Contrat d'entreprise : La cour d'appel se fonde sur les conclusions d'une nouvelle expertise judiciaire pour déterminer l'étendue des travaux réalisés et réformer le montant de la créance (CA. com. Casablanca 2025)
La Cour d'appel peut ordonner une nouvelle expertise judiciaire pour évaluer les travaux réalisés dans un contrat d'entreprise et ajuster la créance.
Points clés
- Nouvelle expertise judiciaire en appel.
- Détermination de l'étendue des travaux.
- Réforme du montant de la créance.
Résumé
Cette décision de la Cour d'Appel Commerciale de Casablanca illustre le pouvoir souverain des juges du fond d'ordonner une nouvelle expertise judiciaire. En matière de contrat d'entreprise, cette expertise est cruciale pour déterminer avec précision l'étendue et la qualité des travaux effectués. Les conclusions de cette nouvelle expertise permettent à la cour de réformer le jugement de première instance en ajustant le montant de la créance, garantissant ainsi une évaluation juste et équitable des obligations contractuelles.
Texte
Saisi d'un litige relatif à l'exécution d'un contrat d'entreprise, la cour d'appel de commerce était amenée à statuer sur le solde du prix de travaux dont la quantité était contestée.
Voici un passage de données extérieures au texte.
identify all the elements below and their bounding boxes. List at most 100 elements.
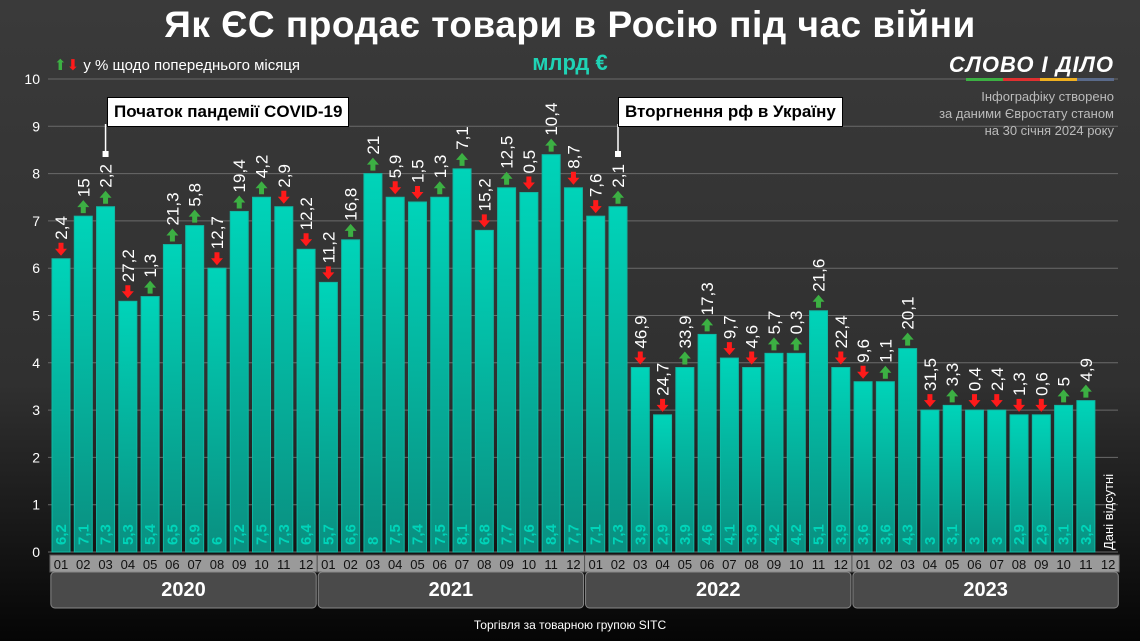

Le tribunal de commerce, écartant partiellement les conclusions d'une première expertise, avait condamné le maître d'ouvrage au paiement d'une somme réduite. L'appelant principal contestait le pouvoir modérateur du premier juge exercé en contradiction avec le rapport d'expertise, tandis que l'intimé, par un appel incident, soulevait l'inexécution partielle du contrat et l'absence de preuve de la réalité des prestations facturées. Ordonnant une nouvelle expertise judiciaire, la cour d'appel de commerce retient les conclusions du second expert qui, après examen des pièces et visite des lieux, a pu déterminer la quantité réelle des travaux exécutés. La cour considère que ce rapport, mené de manière contradictoire et répondant précisément à la mission confiée, constitue une base d'évaluation suffisante et objective de la créance. Elle écarte par ailleurs le moyen tiré de la prescription quinquennale des intérêts, rappelant l'application du délai de droit commun, mais accueille le grief relatif à la répartition des dépens de première instance. En conséquence, la cour réforme le jugement, augmente substantiellement le montant de la condamnation et ordonne que les dépens de première instance soient partagés entre les parties.